Growth means increasing resources at the same rate that you’re increasing your revenue. For example, a company that gains a customer, hires more people to service them, and adds revenue at the same rate it is adding more cost. This is typical in many professional services-driven business models. While the company is technically growing, they’re not scaling.
Scale is about increasing revenue at a rapid rate while increasing resources at an slower rate. Google, Salesforce.com, and Citirx are prime examples of successfully scaled businesses. They have mastered the formula of quickly adding customers while adding fewer additional resources; thus, driving consistent growth and increasing margin over time.
Scaling growth is about creating business models and designing your organization in a way that easily scales in order to generate consistent revenue growth and avoid stall-points without adding a ton of extra cost and/or resources along the way. Here are five strategies for consideration as you think about scaling your early or growth-stage business.
Strategy # 1: Boost Renewals
Stack your revenue month to month or year to year. Get your customers to stay with you and renew their services with you or return to buy more.
Strategy #2: Hire Good Product-Minded People
Hiring strong product-minded people gets you the following:
- Alignment of product development with market needs
- A focus on selling effectiveness
- A focus on delivery efficiency and effectiveness
- An end-to-end (i.e., define, develop, operationalize, launch), cross-functional perspective on what it takes to successfully and scalably release product
- And more
Strategy #3: Package Value-Added Services for Repeatable Selling & Delivery
Whether you’re scoping every professional services project (as if they are unique) based on man hours, selling one-size-fits-all services, or, worse, giving service hours away for free — these practices are not scalable. Package your services offerings as if they are products, using project-based pricing or even annual/timeline subscriptions.
Strategy #4: Combine ownership of Product Management with Services Delivery
Combining Product Management with Product Delivery “keeps the roadmap in the money, the customer experience in the center of the roadmap, and a focus on delivering revenue.” This also lends itself to not only more scalable services offerings, but also a more scalable end product. Particularly in early and growth stages of company development, if product managers can see first hand how the product is being deployed, integrated, optimized, etc., then they are in a better position to productize capabilities that otherwise require customization work and services hours to activate.
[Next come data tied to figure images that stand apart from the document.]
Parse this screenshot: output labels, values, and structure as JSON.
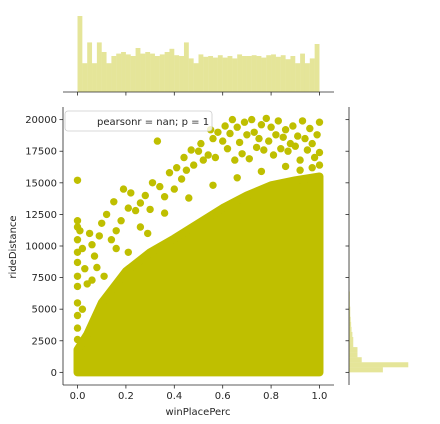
{
  "chart_data": {
    "type": "scatter",
    "colors": {
      "points": "#bfbf00",
      "hist": "#bfbf00",
      "axis": "#262626"
    },
    "xlabel": "winPlacePerc",
    "ylabel": "rideDistance",
    "xlim": [
      -0.06,
      1.06
    ],
    "ylim": [
      -1000,
      21000
    ],
    "grid": false,
    "legend": {
      "text": "pearsonr = nan; p = 1",
      "location": "upper-left"
    },
    "x_ticks": [
      {
        "value": 0.0,
        "label": "0.0"
      },
      {
        "value": 0.2,
        "label": "0.2"
      },
      {
        "value": 0.4,
        "label": "0.4"
      },
      {
        "value": 0.6,
        "label": "0.6"
      },
      {
        "value": 0.8,
        "label": "0.8"
      },
      {
        "value": 1.0,
        "label": "1.0"
      }
    ],
    "y_ticks": [
      {
        "value": 0,
        "label": "0"
      },
      {
        "value": 2500,
        "label": "2500"
      },
      {
        "value": 5000,
        "label": "5000"
      },
      {
        "value": 7500,
        "label": "7500"
      },
      {
        "value": 10000,
        "label": "10000"
      },
      {
        "value": 12500,
        "label": "12500"
      },
      {
        "value": 15000,
        "label": "15000"
      },
      {
        "value": 17500,
        "label": "17500"
      },
      {
        "value": 20000,
        "label": "20000"
      }
    ],
    "dense_region": [
      [
        0.0,
        0
      ],
      [
        0.0,
        1800
      ],
      [
        0.04,
        3000
      ],
      [
        0.1,
        5500
      ],
      [
        0.2,
        8000
      ],
      [
        0.3,
        9500
      ],
      [
        0.4,
        10600
      ],
      [
        0.5,
        11800
      ],
      [
        0.6,
        13000
      ],
      [
        0.7,
        14000
      ],
      [
        0.8,
        14800
      ],
      [
        0.9,
        15200
      ],
      [
        1.0,
        15500
      ],
      [
        1.0,
        0
      ]
    ],
    "sample_points": [
      [
        0.0,
        15200
      ],
      [
        0.0,
        12000
      ],
      [
        0.0,
        11500
      ],
      [
        0.0,
        10500
      ],
      [
        0.0,
        9500
      ],
      [
        0.0,
        8700
      ],
      [
        0.0,
        7600
      ],
      [
        0.0,
        6800
      ],
      [
        0.0,
        5500
      ],
      [
        0.0,
        4500
      ],
      [
        0.0,
        3500
      ],
      [
        0.0,
        2600
      ],
      [
        0.01,
        11200
      ],
      [
        0.02,
        9800
      ],
      [
        0.03,
        8200
      ],
      [
        0.04,
        7000
      ],
      [
        0.05,
        11000
      ],
      [
        0.06,
        10100
      ],
      [
        0.07,
        9200
      ],
      [
        0.08,
        8300
      ],
      [
        0.09,
        10800
      ],
      [
        0.1,
        11800
      ],
      [
        0.12,
        12500
      ],
      [
        0.14,
        10500
      ],
      [
        0.15,
        13500
      ],
      [
        0.16,
        11200
      ],
      [
        0.18,
        12000
      ],
      [
        0.19,
        14500
      ],
      [
        0.21,
        13000
      ],
      [
        0.22,
        14200
      ],
      [
        0.24,
        12800
      ],
      [
        0.26,
        13400
      ],
      [
        0.28,
        14000
      ],
      [
        0.3,
        12900
      ],
      [
        0.31,
        15000
      ],
      [
        0.33,
        18300
      ],
      [
        0.34,
        14700
      ],
      [
        0.36,
        13900
      ],
      [
        0.38,
        15800
      ],
      [
        0.4,
        14500
      ],
      [
        0.41,
        16200
      ],
      [
        0.43,
        15300
      ],
      [
        0.44,
        17000
      ],
      [
        0.45,
        16000
      ],
      [
        0.47,
        17600
      ],
      [
        0.48,
        16400
      ],
      [
        0.5,
        17500
      ],
      [
        0.51,
        18100
      ],
      [
        0.52,
        16800
      ],
      [
        0.54,
        17200
      ],
      [
        0.55,
        19200
      ],
      [
        0.56,
        18500
      ],
      [
        0.57,
        17000
      ],
      [
        0.58,
        19000
      ],
      [
        0.6,
        18300
      ],
      [
        0.61,
        19500
      ],
      [
        0.62,
        17700
      ],
      [
        0.63,
        18900
      ],
      [
        0.64,
        20000
      ],
      [
        0.65,
        16800
      ],
      [
        0.66,
        19400
      ],
      [
        0.67,
        18200
      ],
      [
        0.68,
        17300
      ],
      [
        0.69,
        19800
      ],
      [
        0.7,
        18800
      ],
      [
        0.71,
        16900
      ],
      [
        0.72,
        20000
      ],
      [
        0.73,
        19000
      ],
      [
        0.74,
        17800
      ],
      [
        0.75,
        18500
      ],
      [
        0.76,
        19600
      ],
      [
        0.77,
        17600
      ],
      [
        0.78,
        20100
      ],
      [
        0.79,
        18300
      ],
      [
        0.8,
        19400
      ],
      [
        0.81,
        17200
      ],
      [
        0.82,
        18800
      ],
      [
        0.83,
        19900
      ],
      [
        0.84,
        17700
      ],
      [
        0.85,
        18600
      ],
      [
        0.86,
        19200
      ],
      [
        0.87,
        17500
      ],
      [
        0.88,
        18100
      ],
      [
        0.89,
        19500
      ],
      [
        0.9,
        17900
      ],
      [
        0.91,
        18700
      ],
      [
        0.92,
        16800
      ],
      [
        0.93,
        19900
      ],
      [
        0.94,
        18500
      ],
      [
        0.95,
        17600
      ],
      [
        0.96,
        19300
      ],
      [
        0.97,
        18100
      ],
      [
        0.98,
        17000
      ],
      [
        0.99,
        18800
      ],
      [
        1.0,
        19800
      ],
      [
        1.0,
        17400
      ],
      [
        1.0,
        16400
      ],
      [
        0.97,
        16200
      ],
      [
        0.92,
        16000
      ],
      [
        0.86,
        16300
      ],
      [
        0.76,
        15900
      ],
      [
        0.66,
        15400
      ],
      [
        0.56,
        14800
      ],
      [
        0.46,
        13800
      ],
      [
        0.36,
        12600
      ],
      [
        0.26,
        11500
      ],
      [
        0.16,
        9800
      ],
      [
        0.06,
        7300
      ],
      [
        0.02,
        5000
      ],
      [
        0.11,
        7600
      ],
      [
        0.21,
        9500
      ],
      [
        0.29,
        11000
      ]
    ],
    "x_hist": [
      0.95,
      0.36,
      0.62,
      0.36,
      0.62,
      0.5,
      0.36,
      0.45,
      0.48,
      0.5,
      0.47,
      0.45,
      0.55,
      0.48,
      0.5,
      0.48,
      0.45,
      0.47,
      0.5,
      0.54,
      0.46,
      0.45,
      0.62,
      0.42,
      0.36,
      0.47,
      0.44,
      0.45,
      0.43,
      0.46,
      0.43,
      0.45,
      0.42,
      0.47,
      0.45,
      0.45,
      0.46,
      0.45,
      0.43,
      0.46,
      0.47,
      0.44,
      0.46,
      0.41,
      0.45,
      0.36,
      0.48,
      0.36,
      0.42,
      0.6
    ],
    "y_hist": [
      0.08,
      0.14,
      0.03,
      0.02,
      0.02,
      0.01,
      0.01,
      0.008,
      0.006,
      0.005,
      0.004,
      0.003,
      0.003,
      0.002,
      0.002,
      0.002,
      0.001,
      0.001,
      0.001,
      0.001,
      0.001,
      0.001,
      0.001,
      0.001,
      0.001,
      0.001,
      0.001,
      0.001,
      0.001,
      0.001,
      0.001,
      0.001,
      0.001,
      0.001,
      0.001,
      0.001,
      0.001,
      0.001,
      0.001,
      0.001,
      0.001,
      0.001,
      0.001,
      0.001,
      0.001,
      0.001,
      0.001,
      0.001,
      0.001,
      0.001
    ],
    "y_hist_peak": 1.0
  }
}
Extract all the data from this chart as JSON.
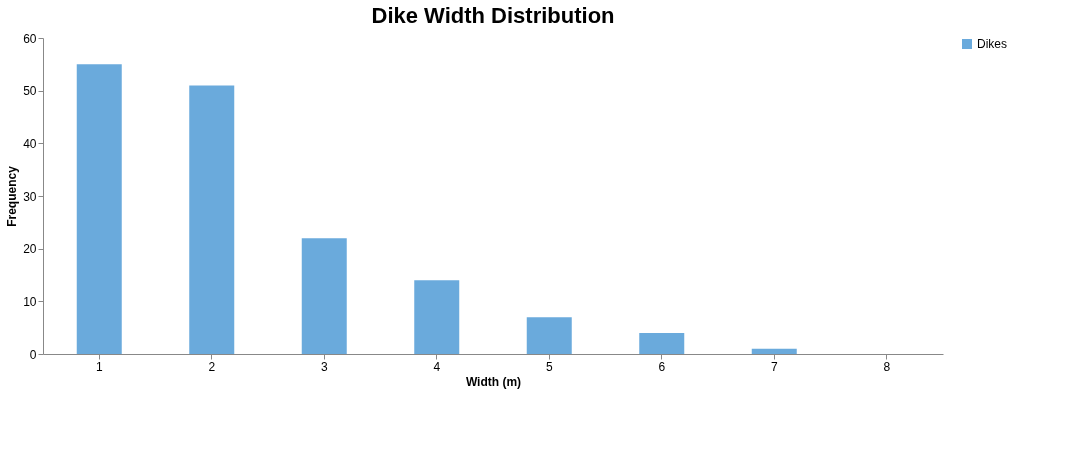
{
  "chart_data": {
    "type": "bar",
    "title": "Dike Width Distribution",
    "xlabel": "Width (m)",
    "ylabel": "Frequency",
    "categories": [
      "1",
      "2",
      "3",
      "4",
      "5",
      "6",
      "7",
      "8"
    ],
    "series": [
      {
        "name": "Dikes",
        "color": "#6aaadc",
        "values": [
          55,
          51,
          22,
          14,
          7,
          4,
          1,
          0
        ]
      }
    ],
    "ylim": [
      0,
      60
    ],
    "yticks": [
      0,
      10,
      20,
      30,
      40,
      50,
      60
    ],
    "grid": false,
    "legend": "right"
  }
}
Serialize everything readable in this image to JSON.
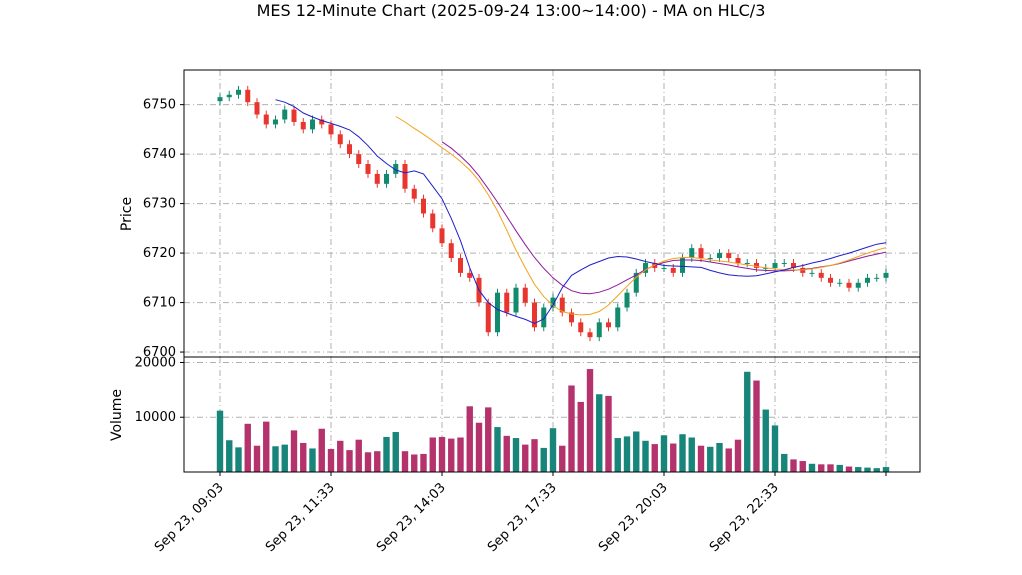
{
  "chart_data": {
    "type": "candlestick",
    "title": "MES 12-Minute Chart (2025-09-24 13:00~14:00) - MA on HLC/3",
    "price_panel": {
      "ylabel": "Price",
      "ylim": [
        6699,
        6757
      ],
      "yticks": [
        6700,
        6710,
        6720,
        6730,
        6740,
        6750
      ],
      "grid": true
    },
    "volume_panel": {
      "ylabel": "Volume",
      "ylim": [
        0,
        21000
      ],
      "yticks": [
        10000,
        20000
      ],
      "grid": true
    },
    "x_axis": {
      "tick_labels": [
        "Sep 23, 09:03",
        "Sep 23, 11:33",
        "Sep 23, 14:03",
        "Sep 23, 17:33",
        "Sep 23, 20:03",
        "Sep 23, 22:33",
        ""
      ],
      "tick_index": [
        0,
        12,
        24,
        36,
        48,
        60,
        72
      ]
    },
    "colors": {
      "up": "#118a6e",
      "down": "#e8352e",
      "ma_short": "#1f1fcc",
      "ma_mid": "#f2a31b",
      "ma_long": "#8e1aa1",
      "volume_up": "#17857a",
      "volume_down": "#b4336c"
    },
    "series_close": [
      6751.5,
      6752,
      6753,
      6750.5,
      6748,
      6746,
      6747,
      6749,
      6746.5,
      6745,
      6747,
      6746,
      6744,
      6742,
      6740,
      6738,
      6736,
      6734,
      6736,
      6738,
      6733,
      6731,
      6728,
      6725,
      6722,
      6719,
      6716,
      6715,
      6710,
      6704,
      6712,
      6708,
      6713,
      6710,
      6705,
      6709,
      6711,
      6708,
      6706,
      6704,
      6703,
      6706,
      6705,
      6709,
      6712,
      6716,
      6718,
      6717,
      6717,
      6716,
      6719,
      6721,
      6719,
      6719,
      6720,
      6719,
      6718,
      6718,
      6717,
      6717,
      6718,
      6718,
      6717,
      6716,
      6716,
      6715,
      6714,
      6714,
      6713,
      6714,
      6715,
      6715,
      6716
    ],
    "volume_series": [
      11200,
      5800,
      4500,
      8800,
      4800,
      9200,
      4700,
      5000,
      7600,
      5300,
      4300,
      7900,
      4200,
      5700,
      4000,
      5900,
      3600,
      3800,
      6400,
      7300,
      3800,
      3200,
      3300,
      6300,
      6400,
      6100,
      6300,
      12000,
      9000,
      11800,
      8200,
      6600,
      6200,
      5000,
      6000,
      4400,
      8000,
      4800,
      15800,
      12800,
      18800,
      14200,
      13900,
      6200,
      6500,
      7400,
      5700,
      5100,
      6700,
      5200,
      6900,
      6300,
      4800,
      4600,
      5300,
      4300,
      5900,
      18300,
      16700,
      11400,
      8500,
      3300,
      2300,
      2000,
      1500,
      1400,
      1400,
      1300,
      1000,
      900,
      800,
      700,
      900
    ],
    "ma_short": [
      6751,
      6750.5,
      6749.6,
      6748.3,
      6747.5,
      6746.8,
      6746.2,
      6745.6,
      6744.9,
      6743.5,
      6741.7,
      6739.6,
      6738.1,
      6736.8,
      6736.2,
      6736.6,
      6736,
      6733.5,
      6731,
      6727,
      6722.5,
      6717,
      6712.5,
      6710,
      6708.6,
      6707.9,
      6707.2,
      6706.6,
      6705.8,
      6706.7,
      6709.5,
      6713,
      6715.5,
      6716.6,
      6717.6,
      6718.3,
      6719,
      6719.3,
      6719.2,
      6718.8,
      6718.3,
      6717.9,
      6717.5,
      6717.4,
      6717.3,
      6717.2,
      6717.1,
      6716.5,
      6716,
      6715.6,
      6715.4,
      6715.3,
      6715.4,
      6715.8,
      6716.2,
      6716.6,
      6717.1,
      6717.5,
      6718,
      6718.4,
      6718.9,
      6719.5,
      6720,
      6720.6,
      6721.2,
      6721.8,
      6722.1
    ],
    "ma_mid": [
      6747.6,
      6746.5,
      6745.2,
      6744,
      6742.7,
      6741.3,
      6740,
      6738.5,
      6736.8,
      6734.6,
      6731.8,
      6728.5,
      6724.6,
      6720.6,
      6717,
      6713.7,
      6711.2,
      6709.4,
      6708.2,
      6707.7,
      6707.5,
      6707.6,
      6708.2,
      6709.5,
      6711.4,
      6713.3,
      6715.1,
      6716.6,
      6717.6,
      6718.4,
      6718.9,
      6719.1,
      6719.1,
      6718.9,
      6718.6,
      6718.4,
      6718.2,
      6717.9,
      6717.6,
      6717.3,
      6717,
      6716.8,
      6716.6,
      6716.6,
      6716.6,
      6716.8,
      6717.1,
      6717.5,
      6718,
      6718.6,
      6719.3,
      6720,
      6720.6,
      6721.1
    ],
    "ma_long": [
      6742.5,
      6741.2,
      6739.6,
      6737.8,
      6735.6,
      6733,
      6730.3,
      6727.4,
      6724.5,
      6721.7,
      6719.1,
      6716.9,
      6715,
      6713.5,
      6712.4,
      6711.9,
      6711.8,
      6712.1,
      6712.7,
      6713.6,
      6714.6,
      6715.6,
      6716.7,
      6717.5,
      6718.1,
      6718.5,
      6718.6,
      6718.6,
      6718.5,
      6718.2,
      6717.9,
      6717.6,
      6717.2,
      6716.9,
      6716.6,
      6716.5,
      6716.4,
      6716.4,
      6716.5,
      6716.7,
      6716.9,
      6717.2,
      6717.5,
      6717.9,
      6718.4,
      6718.9,
      6719.4,
      6719.8,
      6720.2
    ]
  }
}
Strategy #5: Fire the Sales & Marketing Engine on Multiple Cylinders
Multifaceted go-to-market models tend to offer the best growth and scale opportunities when executed effectively. This could mean:
- Selling to multiple verticals at the same time, e.g., retail, financial services, travel
- Selling to more than one market segment, i.e., enterprise, mid-market, small business
- Selling through more than one channel, e.g., direct, online, VARs
Whether you’re firing on multiple cylinders within one of the bullets above or across them, at least three cylinders is the magic number. The best companies will attack this opportunity as early as possible in their journey, while making the most of limited resources.
Lastly, have the right company structure to scale
If you’re running your business as a sole proprietor, partnership or LLP then it’s time to reconsider your options. Having a company (or a Sdn Bhd) is recommended for scaling. Reason ? Because it allows you to raise funds from investors or access credit facilities easier.